Voedings en Genotsmiddelen

dr. M. Wagenaar (1938)

Gepubliceerd op 26-01-2019

Boekweit

betekenis & definitie

Boekweit - Dit is een landbouwgewas, dat vroeger van veel meer belang was dan tegenwoordig. Het meel wordt gemalen uit de gepelde vruchtjes van de boekweitplant (Fagopyrum esculentum). Boekweitmeel is het eenige meel, dat niet zooals tarwe, rogge, gerst of haver van een grassoort afkomstig is. Oorspronkelijk is de boekweit een plant, die in sub-tropische streken thuisbehoort.

Door de kruisvaarders werden indertijd zaadjes naar het Westen gebracht. De Fransche benaming voor boekweit is dan ook nog altijd „Blé des Sarasins", omdat waarschijnlijk Fransche kruisridders het „Saracenenkoren” ingevoerd hebben. De bij ons gebruikelijke naam boekweit, is een verbastering van Buchweizen, de Duitsche nomenclatuur, wat „beukentarwe” beteekent, omdat de vruchtjes sprekend gelijken op kleine beukennootjes. Een andere Duitsche benaming is „Heidenkorn’'. De boekweit gedijt op allerlei grondsoorten en groeit ook voortreffelijk op zand.
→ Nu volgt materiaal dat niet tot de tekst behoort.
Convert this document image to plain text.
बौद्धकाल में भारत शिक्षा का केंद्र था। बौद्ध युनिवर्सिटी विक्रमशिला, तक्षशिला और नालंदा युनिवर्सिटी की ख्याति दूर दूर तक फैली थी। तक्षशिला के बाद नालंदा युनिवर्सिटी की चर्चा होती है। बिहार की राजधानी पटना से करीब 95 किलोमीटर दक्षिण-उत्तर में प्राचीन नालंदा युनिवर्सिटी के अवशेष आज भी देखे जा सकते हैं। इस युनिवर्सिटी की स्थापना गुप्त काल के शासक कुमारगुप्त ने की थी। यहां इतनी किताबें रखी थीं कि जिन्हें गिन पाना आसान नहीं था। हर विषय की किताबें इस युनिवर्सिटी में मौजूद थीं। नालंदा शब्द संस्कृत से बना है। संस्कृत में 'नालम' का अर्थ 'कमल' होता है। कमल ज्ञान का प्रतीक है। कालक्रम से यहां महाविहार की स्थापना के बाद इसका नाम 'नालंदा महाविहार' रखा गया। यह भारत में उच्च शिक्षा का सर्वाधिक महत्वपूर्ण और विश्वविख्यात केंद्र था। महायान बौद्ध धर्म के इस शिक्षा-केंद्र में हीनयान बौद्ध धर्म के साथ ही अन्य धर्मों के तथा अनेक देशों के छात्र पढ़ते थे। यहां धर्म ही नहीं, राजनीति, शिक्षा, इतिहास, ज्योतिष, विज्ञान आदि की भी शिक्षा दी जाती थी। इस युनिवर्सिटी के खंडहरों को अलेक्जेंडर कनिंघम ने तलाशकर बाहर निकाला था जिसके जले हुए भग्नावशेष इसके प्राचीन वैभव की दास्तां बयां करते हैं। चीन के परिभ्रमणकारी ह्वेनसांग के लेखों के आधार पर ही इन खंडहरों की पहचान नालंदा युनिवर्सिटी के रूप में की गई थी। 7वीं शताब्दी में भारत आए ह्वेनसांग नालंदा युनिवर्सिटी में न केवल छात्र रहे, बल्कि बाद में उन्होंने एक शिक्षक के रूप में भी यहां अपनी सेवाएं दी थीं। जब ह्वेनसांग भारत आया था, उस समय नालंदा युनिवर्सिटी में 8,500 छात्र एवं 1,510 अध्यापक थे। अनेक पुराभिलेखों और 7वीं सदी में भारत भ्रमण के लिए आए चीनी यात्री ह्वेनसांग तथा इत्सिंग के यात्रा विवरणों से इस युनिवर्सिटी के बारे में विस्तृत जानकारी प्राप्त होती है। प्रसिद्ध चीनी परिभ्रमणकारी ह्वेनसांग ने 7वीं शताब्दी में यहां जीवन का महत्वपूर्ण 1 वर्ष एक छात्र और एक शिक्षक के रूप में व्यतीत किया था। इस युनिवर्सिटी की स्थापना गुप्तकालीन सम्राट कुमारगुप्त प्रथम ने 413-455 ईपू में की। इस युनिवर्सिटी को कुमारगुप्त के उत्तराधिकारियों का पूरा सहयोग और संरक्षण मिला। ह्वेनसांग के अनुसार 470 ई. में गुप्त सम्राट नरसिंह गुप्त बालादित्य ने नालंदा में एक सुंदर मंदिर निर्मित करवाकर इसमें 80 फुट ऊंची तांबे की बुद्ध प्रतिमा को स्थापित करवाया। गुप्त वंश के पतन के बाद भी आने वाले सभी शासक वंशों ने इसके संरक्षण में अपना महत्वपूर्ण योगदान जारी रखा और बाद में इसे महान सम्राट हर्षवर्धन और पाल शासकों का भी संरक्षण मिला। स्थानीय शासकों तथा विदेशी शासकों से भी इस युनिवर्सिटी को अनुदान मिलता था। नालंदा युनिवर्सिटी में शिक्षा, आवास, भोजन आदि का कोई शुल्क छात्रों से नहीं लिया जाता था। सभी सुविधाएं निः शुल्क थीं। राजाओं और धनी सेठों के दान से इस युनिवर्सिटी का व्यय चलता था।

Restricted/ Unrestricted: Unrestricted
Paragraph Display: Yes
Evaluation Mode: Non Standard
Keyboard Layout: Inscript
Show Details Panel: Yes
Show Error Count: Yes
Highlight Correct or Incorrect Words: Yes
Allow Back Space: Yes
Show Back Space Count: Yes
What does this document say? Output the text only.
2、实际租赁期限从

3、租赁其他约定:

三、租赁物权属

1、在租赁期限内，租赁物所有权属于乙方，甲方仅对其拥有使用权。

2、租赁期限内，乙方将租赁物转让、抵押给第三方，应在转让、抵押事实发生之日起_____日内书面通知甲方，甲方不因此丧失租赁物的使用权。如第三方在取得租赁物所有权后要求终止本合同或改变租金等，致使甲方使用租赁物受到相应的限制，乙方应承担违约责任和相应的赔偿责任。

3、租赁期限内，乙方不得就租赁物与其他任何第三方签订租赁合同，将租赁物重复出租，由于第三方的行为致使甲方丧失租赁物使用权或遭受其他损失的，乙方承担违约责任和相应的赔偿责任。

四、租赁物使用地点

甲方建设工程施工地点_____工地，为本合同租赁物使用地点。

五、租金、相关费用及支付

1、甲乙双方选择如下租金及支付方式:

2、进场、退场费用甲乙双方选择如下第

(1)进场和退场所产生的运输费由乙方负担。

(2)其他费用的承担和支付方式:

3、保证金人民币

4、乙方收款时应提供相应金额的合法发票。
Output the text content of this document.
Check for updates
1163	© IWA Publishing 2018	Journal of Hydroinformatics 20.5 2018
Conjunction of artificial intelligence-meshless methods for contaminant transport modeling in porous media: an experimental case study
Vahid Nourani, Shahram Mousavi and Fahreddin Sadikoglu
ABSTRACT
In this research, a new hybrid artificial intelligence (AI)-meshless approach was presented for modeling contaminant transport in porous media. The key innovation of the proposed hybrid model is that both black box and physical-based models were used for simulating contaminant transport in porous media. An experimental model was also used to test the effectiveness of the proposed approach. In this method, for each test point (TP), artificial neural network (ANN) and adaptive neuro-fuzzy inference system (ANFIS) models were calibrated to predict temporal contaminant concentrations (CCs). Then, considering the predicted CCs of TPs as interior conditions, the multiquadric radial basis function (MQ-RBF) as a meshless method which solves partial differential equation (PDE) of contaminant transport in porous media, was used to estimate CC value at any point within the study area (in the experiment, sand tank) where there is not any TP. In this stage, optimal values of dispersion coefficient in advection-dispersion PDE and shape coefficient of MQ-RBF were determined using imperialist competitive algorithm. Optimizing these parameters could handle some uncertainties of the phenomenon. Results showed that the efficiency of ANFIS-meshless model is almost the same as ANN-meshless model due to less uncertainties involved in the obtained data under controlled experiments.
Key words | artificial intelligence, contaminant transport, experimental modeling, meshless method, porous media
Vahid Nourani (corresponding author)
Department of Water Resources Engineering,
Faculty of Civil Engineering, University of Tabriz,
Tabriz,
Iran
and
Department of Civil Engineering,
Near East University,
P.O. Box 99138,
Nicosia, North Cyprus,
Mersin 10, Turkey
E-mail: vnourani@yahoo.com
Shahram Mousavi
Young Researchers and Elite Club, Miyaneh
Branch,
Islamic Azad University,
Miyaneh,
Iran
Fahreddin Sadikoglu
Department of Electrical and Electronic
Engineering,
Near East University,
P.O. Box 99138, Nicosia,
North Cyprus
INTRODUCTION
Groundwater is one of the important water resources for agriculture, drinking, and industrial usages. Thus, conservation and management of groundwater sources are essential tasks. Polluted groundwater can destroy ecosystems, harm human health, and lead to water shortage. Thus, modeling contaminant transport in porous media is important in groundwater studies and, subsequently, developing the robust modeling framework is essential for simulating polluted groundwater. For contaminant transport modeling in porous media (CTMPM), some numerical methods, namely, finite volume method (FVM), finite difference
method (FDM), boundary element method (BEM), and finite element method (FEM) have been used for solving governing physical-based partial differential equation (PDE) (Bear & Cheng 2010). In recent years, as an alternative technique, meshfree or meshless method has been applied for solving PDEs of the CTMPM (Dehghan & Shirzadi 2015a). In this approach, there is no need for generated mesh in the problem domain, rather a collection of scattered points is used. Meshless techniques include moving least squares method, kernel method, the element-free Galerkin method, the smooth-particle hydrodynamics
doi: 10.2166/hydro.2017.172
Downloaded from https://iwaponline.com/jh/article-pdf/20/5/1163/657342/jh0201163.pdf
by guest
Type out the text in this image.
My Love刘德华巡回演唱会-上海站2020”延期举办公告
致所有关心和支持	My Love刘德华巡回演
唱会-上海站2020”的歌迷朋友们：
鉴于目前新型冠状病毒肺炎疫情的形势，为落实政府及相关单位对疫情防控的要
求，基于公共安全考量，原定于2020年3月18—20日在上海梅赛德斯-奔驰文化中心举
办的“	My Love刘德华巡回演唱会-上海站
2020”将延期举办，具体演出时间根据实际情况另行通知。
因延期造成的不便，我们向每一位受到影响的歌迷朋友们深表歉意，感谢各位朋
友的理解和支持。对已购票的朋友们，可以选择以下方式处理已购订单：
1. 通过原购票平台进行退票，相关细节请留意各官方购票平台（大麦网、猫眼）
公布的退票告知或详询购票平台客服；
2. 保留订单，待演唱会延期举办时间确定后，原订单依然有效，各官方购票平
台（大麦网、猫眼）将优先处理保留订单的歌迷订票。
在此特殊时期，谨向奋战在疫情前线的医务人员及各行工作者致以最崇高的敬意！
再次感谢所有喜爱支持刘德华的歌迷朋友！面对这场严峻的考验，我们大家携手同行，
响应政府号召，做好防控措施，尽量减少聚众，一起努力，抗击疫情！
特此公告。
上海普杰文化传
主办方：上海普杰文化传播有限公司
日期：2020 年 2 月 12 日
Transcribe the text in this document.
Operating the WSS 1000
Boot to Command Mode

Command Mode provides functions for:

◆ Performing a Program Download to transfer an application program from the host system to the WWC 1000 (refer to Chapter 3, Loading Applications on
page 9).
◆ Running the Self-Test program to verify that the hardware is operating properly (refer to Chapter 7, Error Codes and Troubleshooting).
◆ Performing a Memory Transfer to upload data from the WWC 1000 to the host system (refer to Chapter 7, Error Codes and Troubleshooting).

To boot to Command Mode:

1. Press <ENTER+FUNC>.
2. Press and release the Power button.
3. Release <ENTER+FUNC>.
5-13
De vruchtjes zijn op ongelijke tijden rijp, Zoodat altijd een groot deel van het zaad verloren gaat. Ook het oogsten schijnt lastig te zijn en gaat met aanzienlijk verlies gepaard. De plant geeft echter behalve meel een zeer goed en sappig groenvoer.

De oogst kan zich tot op het laatst toe gunstig aan laten zien en dan door één nachtvorst totaal bedorven worden. Boekweit is een gewas dat betrekkelijk snel groeit, het wordt in de tweede helft van Mei gezaaid en reeds in begin van September geoogst. Men spreekt zelden van boekweitbloem, ofschoon dit toch door builen uit boekweit meel verkregen wordt. Dit product noemt men boekweitmeel, ofschoon het volkomen te vergelijken is met de bloem uit graanvruchten. Uit boekweitmeel kan geen brood gebakken worden het mist de beroemde kleefstof, waardoor uit tarwemeel de broodstructuur ontstaat. Dergelijk brood zou dus plat blijven.

Toch wordt boekweitmeel voor bepaalde doeleinden verlangd bijv. als pannekoekenmeel, de zoogenaamde weitekoeken en in de bekende „poffertjes.”. Als gemiddelde samenstelling vinden wij opgegeven: water 14%, eiwit 8 %, vet 1,5 %, koolhydraten 74,5 %, ruwvezelstof 0,7 %, voedingszouten 1,3%. Tegenwoordig wordt veel boekweit in Amerika en in Rusland verbouwd. Het melige zaadje bevat een S vormigen kiem, die zeer rijk is aan eiwit. Vaak houden de boeren een kampje boekweit bij hun hoeve aan, terwille van het pluimvee en van de bijen, die er de bekende boekweithoning van halen. In het Zuiden van Europa bereidt men van boekweitmeel of boekweit grutten een soort pap „polenta-nera”, die voor zeer voedzaam doorgaat, maar ons minder bekoren kan.

Boekweitmeel en -grutten worden in het Meelbesluit genoemd.

Het aschgehalte van boekweitmeel mag niet hooger zijn dan 1,8 % der droge stof en dat van boekweitgrauwmeel niet hooger dan 2,2 % der droge stof. Het ruwzandgehalte niet hooger dan 0,1 % en van boekweitengrauwmeel 0,2 %. Het watergehalte mag niet hooger zijn dan 16,5 °/0. Overigens moet ook boekweitmeel voldoen aan de eischen waaraan meelsoorten in het algemeen moeten voldoen.

De productie van dit wisselvallig gewas is in den laatsten tijd zeer verminderd.

Het boekweitzaad bevat 10 % eiwit, 1,5 % vet, 58,4 % zetmeel en 15 % ruwvezelstoffen.

De boekweitdop is zeer bestendig en wordt gebruikt om glaswerk enz. in te verpakken. De aanduiding op de bakken in winkels enz. moet met hoofdletters van minstens 2 cm geschieden.